Alex Alonso, the chief knowledge officer at the Society for Human Resource Management, and Amber Clayton, director of the group’s HR Knowledge Center, also answered some of the more than 20 questions fielded during the hour-long webcast -- after more than 2,000 were submitted.

An employer can suggest an employee with visible illness leave the workplace, but should avoid asking too many specifics that might violate a worker’s rights, such as the Americans with Disabilities Act, Clayton said.  Employers can set specific guideline for when a worker can return, such as how long it’s been since the last fever, she said. 

“The CDC has also recommended that employers not require a doctor's note at this time because we know that medical professionals are going to be extremely busy,” Clayton said.

Much of the advice from Butler, the CDC disease expert, was also common sense. Companies should advise employees against travel to high-risk locations. Employers need flexible work-at-home arrangements and should consider expanded sick-leave policies so that workers will feel more secure in their jobs if they are ill.
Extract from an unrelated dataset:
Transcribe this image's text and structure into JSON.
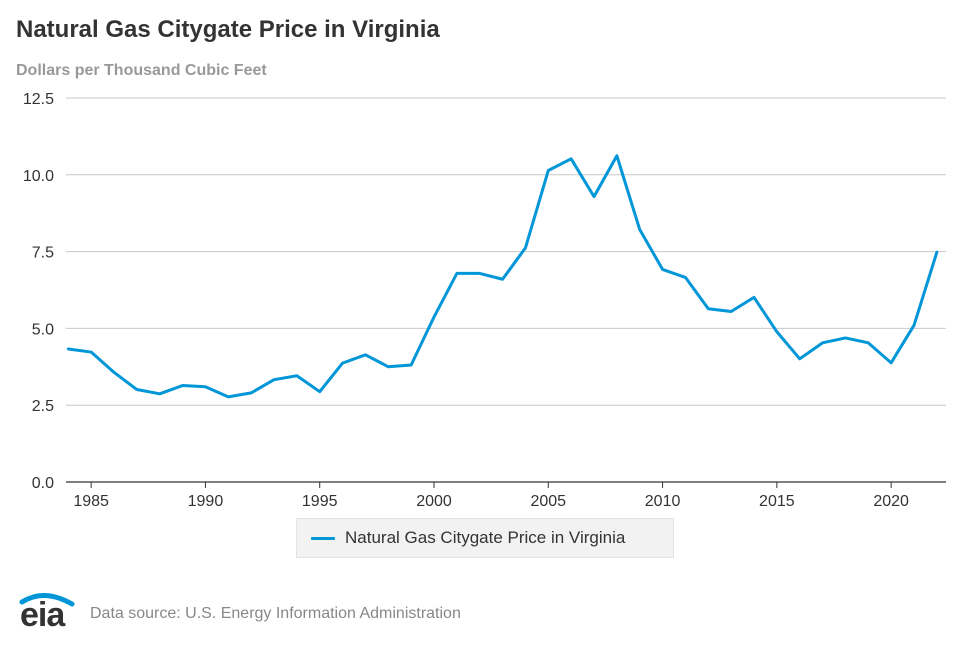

Extra caution should also be taken to make sure that no one is stigmatized because of exposure to the virus, Butler said.

In the workplace, encourage frequent hand-washing, wipe down surfaces such as door knobs frequently and keep people farther apart -- and by all means, cough into your sleeve, not your hand, Butler said.

“I know that sounds like something our mothers all told us when we were in growing up, but actually, there's some science behind this approach,” he said. “It's critically important right now.”